Mixed method, parallel arm, multi-site, pilot randomized controlled trial.
Two outpatient Canadian HD centers.
Adult patients receiving in-center HD and their attending nephrologists.
Patients were randomized to either a web application or an active control (paper form) for logging concerns to be addressed at weekly encounters with the nephrologist over 8 weeks. Topics included: HD treatment, symptoms, modality, and medications. The primary outcome was usability, defined as effectiveness (engagement with the tool, frequency of submitted concerns, whether the concern was satisfactorily addressed) and satisfaction with the tool using a priori thresholds and explored in interviews with patients and nephrologists.

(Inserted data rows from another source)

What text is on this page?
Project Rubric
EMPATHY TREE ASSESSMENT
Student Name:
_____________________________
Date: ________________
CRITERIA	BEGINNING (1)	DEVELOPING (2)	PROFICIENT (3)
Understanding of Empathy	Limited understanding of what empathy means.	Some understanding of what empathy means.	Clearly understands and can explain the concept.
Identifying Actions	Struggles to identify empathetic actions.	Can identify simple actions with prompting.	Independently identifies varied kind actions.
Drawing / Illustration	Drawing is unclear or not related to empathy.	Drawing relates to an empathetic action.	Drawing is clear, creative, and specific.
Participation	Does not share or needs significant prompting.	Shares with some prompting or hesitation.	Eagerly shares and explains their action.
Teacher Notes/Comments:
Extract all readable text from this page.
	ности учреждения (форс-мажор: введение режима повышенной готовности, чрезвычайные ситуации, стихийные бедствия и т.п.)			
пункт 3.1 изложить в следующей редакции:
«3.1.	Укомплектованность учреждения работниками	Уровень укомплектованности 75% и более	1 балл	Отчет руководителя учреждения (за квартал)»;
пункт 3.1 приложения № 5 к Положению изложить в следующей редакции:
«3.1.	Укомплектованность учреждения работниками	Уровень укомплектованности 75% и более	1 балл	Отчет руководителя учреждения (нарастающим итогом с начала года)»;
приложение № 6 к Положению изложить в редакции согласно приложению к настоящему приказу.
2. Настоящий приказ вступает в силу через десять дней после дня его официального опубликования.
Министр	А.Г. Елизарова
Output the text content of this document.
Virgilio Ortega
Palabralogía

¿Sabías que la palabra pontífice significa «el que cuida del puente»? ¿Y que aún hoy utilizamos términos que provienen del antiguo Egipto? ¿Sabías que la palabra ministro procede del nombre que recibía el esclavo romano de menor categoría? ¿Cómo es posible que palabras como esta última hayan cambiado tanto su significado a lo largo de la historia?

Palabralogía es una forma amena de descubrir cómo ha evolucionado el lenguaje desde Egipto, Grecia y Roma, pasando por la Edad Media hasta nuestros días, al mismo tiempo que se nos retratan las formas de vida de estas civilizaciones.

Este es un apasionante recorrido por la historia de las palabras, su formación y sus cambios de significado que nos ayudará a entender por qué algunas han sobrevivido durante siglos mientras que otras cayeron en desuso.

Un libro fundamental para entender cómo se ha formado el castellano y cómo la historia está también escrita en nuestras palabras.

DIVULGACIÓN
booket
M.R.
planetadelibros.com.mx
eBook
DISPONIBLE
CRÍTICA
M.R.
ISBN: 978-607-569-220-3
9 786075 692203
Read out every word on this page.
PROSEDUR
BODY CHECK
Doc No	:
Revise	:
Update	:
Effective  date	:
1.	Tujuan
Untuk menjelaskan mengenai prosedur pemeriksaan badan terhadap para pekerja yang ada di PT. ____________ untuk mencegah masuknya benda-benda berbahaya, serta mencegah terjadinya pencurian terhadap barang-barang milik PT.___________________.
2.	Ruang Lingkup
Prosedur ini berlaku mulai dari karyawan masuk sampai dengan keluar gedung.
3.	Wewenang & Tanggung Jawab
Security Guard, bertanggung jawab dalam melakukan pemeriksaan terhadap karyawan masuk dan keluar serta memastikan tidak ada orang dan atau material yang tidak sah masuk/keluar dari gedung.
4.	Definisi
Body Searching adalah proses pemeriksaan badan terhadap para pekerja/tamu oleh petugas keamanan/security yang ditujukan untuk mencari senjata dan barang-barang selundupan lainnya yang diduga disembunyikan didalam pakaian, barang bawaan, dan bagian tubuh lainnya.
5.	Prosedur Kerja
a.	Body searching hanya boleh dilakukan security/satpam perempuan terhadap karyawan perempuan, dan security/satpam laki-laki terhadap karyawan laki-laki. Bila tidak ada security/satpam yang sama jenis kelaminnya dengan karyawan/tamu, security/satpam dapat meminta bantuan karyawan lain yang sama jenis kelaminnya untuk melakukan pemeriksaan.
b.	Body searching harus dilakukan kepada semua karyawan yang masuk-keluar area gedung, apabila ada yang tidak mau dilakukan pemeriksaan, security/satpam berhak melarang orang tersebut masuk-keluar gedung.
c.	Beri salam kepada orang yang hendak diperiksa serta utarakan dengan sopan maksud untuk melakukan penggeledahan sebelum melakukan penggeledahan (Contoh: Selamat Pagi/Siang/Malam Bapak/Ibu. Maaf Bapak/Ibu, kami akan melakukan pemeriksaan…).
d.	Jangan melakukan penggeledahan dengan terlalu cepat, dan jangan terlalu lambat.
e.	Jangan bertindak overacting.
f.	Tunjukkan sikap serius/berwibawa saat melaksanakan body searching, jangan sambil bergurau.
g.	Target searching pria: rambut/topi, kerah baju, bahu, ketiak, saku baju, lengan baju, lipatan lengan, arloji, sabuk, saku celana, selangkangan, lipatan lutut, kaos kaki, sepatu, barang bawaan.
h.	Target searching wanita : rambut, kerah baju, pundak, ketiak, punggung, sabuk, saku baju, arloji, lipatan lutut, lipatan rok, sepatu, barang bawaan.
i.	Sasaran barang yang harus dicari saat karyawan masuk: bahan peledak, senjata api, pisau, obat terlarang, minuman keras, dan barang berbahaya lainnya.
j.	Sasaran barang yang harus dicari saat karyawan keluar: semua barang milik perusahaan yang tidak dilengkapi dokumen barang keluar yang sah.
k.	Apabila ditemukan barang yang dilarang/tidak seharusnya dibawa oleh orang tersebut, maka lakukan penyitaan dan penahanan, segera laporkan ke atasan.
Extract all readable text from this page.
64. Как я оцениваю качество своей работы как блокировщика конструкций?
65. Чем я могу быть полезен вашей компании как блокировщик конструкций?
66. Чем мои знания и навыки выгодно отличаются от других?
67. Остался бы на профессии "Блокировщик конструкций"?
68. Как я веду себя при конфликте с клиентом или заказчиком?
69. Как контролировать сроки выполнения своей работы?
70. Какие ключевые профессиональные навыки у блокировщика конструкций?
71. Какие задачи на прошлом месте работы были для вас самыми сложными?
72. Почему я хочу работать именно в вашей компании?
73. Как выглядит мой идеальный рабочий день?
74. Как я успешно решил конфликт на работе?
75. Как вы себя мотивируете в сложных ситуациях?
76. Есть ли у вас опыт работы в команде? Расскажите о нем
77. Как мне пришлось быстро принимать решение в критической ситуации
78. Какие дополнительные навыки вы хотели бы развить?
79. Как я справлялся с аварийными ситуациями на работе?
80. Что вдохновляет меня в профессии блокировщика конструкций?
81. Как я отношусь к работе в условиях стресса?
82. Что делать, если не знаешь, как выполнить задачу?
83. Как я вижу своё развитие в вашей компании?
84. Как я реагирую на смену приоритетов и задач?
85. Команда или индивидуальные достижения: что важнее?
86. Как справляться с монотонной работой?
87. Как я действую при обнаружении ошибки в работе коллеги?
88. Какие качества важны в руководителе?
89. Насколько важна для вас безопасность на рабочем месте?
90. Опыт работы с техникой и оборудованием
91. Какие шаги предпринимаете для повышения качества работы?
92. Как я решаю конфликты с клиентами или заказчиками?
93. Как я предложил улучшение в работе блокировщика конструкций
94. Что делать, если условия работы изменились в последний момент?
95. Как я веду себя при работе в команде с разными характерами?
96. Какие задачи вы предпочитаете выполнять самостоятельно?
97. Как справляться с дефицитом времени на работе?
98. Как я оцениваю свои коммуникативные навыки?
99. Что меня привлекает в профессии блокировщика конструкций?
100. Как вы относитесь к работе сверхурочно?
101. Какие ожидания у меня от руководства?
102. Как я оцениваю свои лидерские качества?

77 patients (30 women, median age 61, interquartile range [53,67], median 2 years [1,4] on dialysis) and 19 nephrologists (4 women, median age 46 [36,65]) were enrolled. Patient use of a digital device at baseline was low (20%). Engagement with the tool was 70% (web app) and 100% (paper) with a lower proportion of patients in the web app group submitting at least one concern over 8 weeks compared to the paper form group: 56.7% vs 87.9%. Weekly concerns were satisfactorily addressed in both groups and ≥70% of patients would continue to use the tools. For patients, both tools promoted preparation and participation in the encounter; however, only the web app facilitated greater privacy in relaying concerns. For most nephrologists, the tools were disruptive to their workflow and were perceived as unnecessary given existing processes and familiarity with patients. For future versions of the app, patients suggested more features to facilitate self-management and nephrologists suggested integration with health databases and multidisciplinary teams.
Tertiary setting may limit generalizability.
Both tools promoted fundamental components of self-management; however, patients in the paper form group submitted concerns more often and this tool was easier to remember to use. Although modifications would likely enhance web app usability, successful future adoption is limited by physician acceptance.